4.    Reaffirmation; No Novation.
(a)The provisions of the Loan Documents are incorporated herein by this reference, as if fully set forth herein. No past or future delay or omission in the exercise of any right or remedy accruing to Noteholder under or in connection with the Loan Documents is intended to, and shall not, constitute a waiver of any right or remedy accruing to Noteholder as a result of any breach, default or Event of Default under or in connection with the Loan Documents.
(b)Nothing set forth herein shall affect the priority, validity, or extent of the liens, operation and effect of the Mortgage and the other Loan Documents, nor release or change the liability of any Person who may now be or after the date of this Agreement may become liable, primarily or secondarily, under the Loan Documents. Without limitation, in no event shall this Agreement, or any of the documents or agreements referenced or contemplated in this Agreement release any of the Borrower or Guarantor from, or impair or adversely affect, any duty, obligation, liability or responsibility whatsoever under the Loan Documents, and each of the Borrower and Guarantor shall be bound by and subject to, and shall perform, abide by, and comply with, the terms and provisions of the Loan Documents applicable to such party. Except as and to the extent expressly modified by this Agreement, the Loan Documents and each of the representations, warranties, duties, obligations, and covenants thereunder remain unchanged. Borrower and Guarantor hereby ratify, reaffirm, and confirm in all respects each of the Loan Documents, as and to the extent expressly modified by this Agreement, and each of the Loan Documents, as and to the extent expressly modified by this Agreement, is and shall remain in full force and effect in accordance with its terms, without any waiver, amendment or modification of any provision thereof.
(c)Neither the execution and delivery of this Agreement, nor the undertaking of the transactions contemplated hereby shall be construed to constitute a novation of the Note, the Loan, or any of the other Loan Documents.

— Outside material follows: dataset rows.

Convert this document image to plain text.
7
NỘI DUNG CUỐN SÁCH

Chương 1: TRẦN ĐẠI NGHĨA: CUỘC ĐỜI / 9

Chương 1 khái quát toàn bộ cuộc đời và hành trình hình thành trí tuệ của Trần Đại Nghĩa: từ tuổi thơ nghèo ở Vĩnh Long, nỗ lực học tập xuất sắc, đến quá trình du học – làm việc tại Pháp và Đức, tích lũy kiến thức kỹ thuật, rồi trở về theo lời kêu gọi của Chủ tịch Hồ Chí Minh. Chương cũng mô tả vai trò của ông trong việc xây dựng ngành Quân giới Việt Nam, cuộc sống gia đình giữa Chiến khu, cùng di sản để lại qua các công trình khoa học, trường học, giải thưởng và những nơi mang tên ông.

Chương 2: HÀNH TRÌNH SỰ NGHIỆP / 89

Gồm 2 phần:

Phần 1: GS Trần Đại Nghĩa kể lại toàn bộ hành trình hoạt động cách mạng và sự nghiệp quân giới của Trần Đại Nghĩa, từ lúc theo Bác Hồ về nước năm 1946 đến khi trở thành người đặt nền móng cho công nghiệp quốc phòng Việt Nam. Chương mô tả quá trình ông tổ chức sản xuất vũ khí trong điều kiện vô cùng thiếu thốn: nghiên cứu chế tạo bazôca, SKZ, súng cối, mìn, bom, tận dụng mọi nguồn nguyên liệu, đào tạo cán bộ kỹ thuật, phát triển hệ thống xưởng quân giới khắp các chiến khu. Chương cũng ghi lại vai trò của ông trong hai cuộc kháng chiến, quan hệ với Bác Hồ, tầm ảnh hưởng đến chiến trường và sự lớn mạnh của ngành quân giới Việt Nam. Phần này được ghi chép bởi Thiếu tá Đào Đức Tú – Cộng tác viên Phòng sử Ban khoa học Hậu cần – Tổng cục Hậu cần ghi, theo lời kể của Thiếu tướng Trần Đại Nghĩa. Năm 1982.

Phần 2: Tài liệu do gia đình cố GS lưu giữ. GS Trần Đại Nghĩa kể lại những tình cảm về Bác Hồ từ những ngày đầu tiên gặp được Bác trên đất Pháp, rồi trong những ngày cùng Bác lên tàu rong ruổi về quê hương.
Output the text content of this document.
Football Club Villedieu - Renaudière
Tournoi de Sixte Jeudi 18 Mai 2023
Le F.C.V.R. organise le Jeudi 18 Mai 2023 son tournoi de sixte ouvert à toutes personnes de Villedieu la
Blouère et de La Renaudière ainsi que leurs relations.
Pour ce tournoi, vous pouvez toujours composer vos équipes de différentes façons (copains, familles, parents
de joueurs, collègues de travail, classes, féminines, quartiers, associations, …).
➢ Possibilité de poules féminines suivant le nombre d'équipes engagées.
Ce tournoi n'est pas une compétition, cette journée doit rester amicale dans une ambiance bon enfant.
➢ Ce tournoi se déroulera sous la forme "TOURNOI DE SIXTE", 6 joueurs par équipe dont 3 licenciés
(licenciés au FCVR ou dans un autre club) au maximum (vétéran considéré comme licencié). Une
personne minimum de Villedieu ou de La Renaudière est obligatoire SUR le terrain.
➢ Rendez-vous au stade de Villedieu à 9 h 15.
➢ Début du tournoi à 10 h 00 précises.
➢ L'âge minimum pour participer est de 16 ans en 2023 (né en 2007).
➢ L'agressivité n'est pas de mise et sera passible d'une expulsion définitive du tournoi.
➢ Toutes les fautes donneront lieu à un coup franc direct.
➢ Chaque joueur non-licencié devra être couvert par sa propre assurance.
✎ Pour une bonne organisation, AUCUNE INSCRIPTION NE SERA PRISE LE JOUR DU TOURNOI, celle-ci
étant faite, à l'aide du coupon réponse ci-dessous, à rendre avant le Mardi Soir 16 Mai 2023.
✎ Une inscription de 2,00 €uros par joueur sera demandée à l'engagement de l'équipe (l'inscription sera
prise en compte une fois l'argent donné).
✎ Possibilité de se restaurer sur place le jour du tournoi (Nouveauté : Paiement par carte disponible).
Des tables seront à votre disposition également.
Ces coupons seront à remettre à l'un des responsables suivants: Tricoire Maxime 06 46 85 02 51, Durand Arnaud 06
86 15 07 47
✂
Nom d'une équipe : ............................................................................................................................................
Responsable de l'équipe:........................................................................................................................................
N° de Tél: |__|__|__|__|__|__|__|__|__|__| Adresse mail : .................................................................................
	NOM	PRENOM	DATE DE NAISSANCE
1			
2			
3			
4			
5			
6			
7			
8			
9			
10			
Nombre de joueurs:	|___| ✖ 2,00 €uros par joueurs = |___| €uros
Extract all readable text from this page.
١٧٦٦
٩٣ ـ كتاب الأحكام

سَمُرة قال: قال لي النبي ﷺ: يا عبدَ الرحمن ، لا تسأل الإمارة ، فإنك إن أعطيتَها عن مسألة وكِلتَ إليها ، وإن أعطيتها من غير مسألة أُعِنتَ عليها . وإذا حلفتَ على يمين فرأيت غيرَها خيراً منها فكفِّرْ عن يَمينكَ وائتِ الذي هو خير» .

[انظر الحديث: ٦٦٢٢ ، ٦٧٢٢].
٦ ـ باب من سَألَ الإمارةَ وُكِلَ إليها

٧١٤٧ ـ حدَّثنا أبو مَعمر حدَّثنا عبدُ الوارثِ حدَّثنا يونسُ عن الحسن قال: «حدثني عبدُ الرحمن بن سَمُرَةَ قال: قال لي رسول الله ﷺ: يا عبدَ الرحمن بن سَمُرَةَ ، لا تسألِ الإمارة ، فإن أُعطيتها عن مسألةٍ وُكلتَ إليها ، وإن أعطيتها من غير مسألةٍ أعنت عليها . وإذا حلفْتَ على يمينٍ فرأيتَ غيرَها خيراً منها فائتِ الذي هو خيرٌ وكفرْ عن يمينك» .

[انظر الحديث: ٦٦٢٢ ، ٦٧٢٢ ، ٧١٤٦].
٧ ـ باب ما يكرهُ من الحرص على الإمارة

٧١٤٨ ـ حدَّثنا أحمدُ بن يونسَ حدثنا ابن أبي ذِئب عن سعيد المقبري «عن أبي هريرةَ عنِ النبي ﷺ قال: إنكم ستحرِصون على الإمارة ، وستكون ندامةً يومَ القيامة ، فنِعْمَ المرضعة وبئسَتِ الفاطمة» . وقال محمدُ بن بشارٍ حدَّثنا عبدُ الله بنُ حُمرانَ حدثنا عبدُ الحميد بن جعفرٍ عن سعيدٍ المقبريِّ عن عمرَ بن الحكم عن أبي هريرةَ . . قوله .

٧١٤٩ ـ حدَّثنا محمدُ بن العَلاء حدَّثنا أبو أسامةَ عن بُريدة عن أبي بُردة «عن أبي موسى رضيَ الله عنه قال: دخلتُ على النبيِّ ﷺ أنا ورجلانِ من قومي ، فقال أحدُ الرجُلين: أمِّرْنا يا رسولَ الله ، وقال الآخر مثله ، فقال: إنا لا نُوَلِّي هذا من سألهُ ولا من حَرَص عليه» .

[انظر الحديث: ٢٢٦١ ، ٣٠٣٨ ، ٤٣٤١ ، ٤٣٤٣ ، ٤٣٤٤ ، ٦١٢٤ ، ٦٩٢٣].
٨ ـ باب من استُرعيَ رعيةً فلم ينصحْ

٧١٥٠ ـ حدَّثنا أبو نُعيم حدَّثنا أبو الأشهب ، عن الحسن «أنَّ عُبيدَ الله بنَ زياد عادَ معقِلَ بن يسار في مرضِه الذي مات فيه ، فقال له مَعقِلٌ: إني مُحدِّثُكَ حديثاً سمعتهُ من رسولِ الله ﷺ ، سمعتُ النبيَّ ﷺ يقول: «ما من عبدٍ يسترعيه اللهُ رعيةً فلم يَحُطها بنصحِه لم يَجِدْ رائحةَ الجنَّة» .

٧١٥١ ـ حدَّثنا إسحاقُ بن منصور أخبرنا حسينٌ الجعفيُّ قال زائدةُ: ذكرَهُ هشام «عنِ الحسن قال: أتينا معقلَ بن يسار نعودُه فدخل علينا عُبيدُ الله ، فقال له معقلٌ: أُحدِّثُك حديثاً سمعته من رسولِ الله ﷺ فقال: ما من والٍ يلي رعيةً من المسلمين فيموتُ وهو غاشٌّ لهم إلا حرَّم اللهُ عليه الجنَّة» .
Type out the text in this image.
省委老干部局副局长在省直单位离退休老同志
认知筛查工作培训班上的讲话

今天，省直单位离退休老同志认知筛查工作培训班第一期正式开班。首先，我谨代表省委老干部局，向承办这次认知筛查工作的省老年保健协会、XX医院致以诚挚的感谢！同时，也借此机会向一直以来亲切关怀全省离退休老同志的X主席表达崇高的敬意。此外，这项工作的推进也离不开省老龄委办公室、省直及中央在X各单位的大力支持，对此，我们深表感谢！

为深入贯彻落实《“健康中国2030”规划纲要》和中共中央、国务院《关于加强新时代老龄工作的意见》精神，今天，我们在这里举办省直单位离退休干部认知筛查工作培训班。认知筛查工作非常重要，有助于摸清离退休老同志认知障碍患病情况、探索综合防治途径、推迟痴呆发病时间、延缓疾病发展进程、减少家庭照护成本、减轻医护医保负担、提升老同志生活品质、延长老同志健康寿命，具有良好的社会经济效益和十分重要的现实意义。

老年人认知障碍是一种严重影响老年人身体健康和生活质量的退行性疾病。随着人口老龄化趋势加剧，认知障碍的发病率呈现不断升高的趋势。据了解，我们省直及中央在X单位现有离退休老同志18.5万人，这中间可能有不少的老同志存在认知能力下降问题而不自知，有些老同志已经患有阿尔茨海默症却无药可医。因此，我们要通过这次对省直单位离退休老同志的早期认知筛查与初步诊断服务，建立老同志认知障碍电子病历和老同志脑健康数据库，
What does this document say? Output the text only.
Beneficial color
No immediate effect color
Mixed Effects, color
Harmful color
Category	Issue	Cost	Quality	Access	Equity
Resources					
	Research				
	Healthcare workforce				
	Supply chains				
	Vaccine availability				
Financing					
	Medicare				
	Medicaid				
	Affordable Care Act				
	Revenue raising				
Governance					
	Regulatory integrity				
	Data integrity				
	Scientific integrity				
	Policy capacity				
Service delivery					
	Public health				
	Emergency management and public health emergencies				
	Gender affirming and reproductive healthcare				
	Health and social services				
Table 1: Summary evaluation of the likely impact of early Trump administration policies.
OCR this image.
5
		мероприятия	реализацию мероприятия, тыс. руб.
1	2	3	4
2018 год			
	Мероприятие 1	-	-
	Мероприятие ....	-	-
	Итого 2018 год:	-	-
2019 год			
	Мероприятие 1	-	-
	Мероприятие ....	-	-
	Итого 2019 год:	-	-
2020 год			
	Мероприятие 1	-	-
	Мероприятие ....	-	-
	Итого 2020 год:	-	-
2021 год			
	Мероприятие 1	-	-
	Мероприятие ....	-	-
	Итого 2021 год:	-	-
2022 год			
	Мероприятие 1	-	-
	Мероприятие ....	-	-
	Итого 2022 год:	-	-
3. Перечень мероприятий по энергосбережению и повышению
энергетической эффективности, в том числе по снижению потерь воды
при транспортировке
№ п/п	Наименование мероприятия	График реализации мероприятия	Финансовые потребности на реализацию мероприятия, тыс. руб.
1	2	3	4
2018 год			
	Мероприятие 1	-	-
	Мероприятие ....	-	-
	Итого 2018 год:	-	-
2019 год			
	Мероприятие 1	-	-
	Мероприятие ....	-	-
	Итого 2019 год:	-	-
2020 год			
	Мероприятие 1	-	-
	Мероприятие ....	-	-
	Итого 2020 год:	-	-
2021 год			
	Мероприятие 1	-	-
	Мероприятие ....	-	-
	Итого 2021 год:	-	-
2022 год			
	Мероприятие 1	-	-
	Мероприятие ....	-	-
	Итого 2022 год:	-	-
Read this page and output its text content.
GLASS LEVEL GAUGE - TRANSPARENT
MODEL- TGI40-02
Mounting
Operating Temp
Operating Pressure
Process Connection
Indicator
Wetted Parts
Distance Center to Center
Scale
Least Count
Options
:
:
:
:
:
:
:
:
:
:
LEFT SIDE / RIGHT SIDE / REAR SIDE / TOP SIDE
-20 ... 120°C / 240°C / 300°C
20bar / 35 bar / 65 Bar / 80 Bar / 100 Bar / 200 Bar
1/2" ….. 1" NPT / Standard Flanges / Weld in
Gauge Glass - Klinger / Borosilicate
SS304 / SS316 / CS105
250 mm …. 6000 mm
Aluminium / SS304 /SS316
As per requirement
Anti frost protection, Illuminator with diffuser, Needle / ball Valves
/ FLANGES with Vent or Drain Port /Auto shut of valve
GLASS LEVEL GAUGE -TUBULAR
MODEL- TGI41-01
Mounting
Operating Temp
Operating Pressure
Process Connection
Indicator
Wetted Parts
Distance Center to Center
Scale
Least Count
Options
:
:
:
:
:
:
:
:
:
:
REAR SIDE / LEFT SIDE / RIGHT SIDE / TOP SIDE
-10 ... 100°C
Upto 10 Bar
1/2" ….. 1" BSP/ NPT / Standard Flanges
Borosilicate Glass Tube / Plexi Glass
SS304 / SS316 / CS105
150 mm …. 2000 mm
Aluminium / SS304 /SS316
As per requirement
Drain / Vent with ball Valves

5.    No Representations of Noteholder. Without limitation of any term or provision of the Loan Documents, the parties hereto agree that Noteholder has made no representations or warranties, either express or implied regarding the Loan or the security therefor and, without limitation, has no responsibility whatsoever with respect to the Property or its condition, use, occupancy or status.

6.    Representations, Warranties, and Covenants. To induce Noteholder to enter into this Agreement and to provide the acknowledgment and consent set forth herein, and without limitation of any representations, warranties, and covenants set forth in the Loan Documents, Borrower and Guarantor hereby make the representations, warranties, and covenants set forth in Exhibit A, attached hereto and incorporated herein.

7.    Additional Conditions. Noteholder’s agreements herein are further conditioned upon satisfaction of the following:

(a)  Delivery to Noteholder of a counterpart of this Agreement, executed by Borrower and Guarantor; and
 
(b)  Confirmation by Noteholder that Borrower had paid all processing, consent, and review fees of Master Servicer and Noteholder and all of Master Servicer’s and Noteholder’s out-of-pocket expenses including, but not limited to, attorneys’ fees and expenses and any other fees or expenses incurred in connection herewith, as more particularly set forth on Exhibit B.

8.    Multiple Parties. If more than one person or entity has signed this Agreement as any of the parties hereto, then all references in this Agreement to such party shall mean each and all of the persons so signing, as applicable.

9.    Further Assurances. Each of the Borrower and Guarantor agree to perform such other and further acts, and to execute such additional documents, agreements, notices or financing statements (including any filing relating to the authority of any of the parties hereto), as Noteholder reasonably deems necessary or desirable from time to time to create, preserve, continue, perfect, validate or carry out any of Noteholder’s rights under this Agreement and/or the other Loan Documents, provided that the same does not increase the liability or obligations of any such party or decrease any rights of any party under this Agreement or the other Loan Documents.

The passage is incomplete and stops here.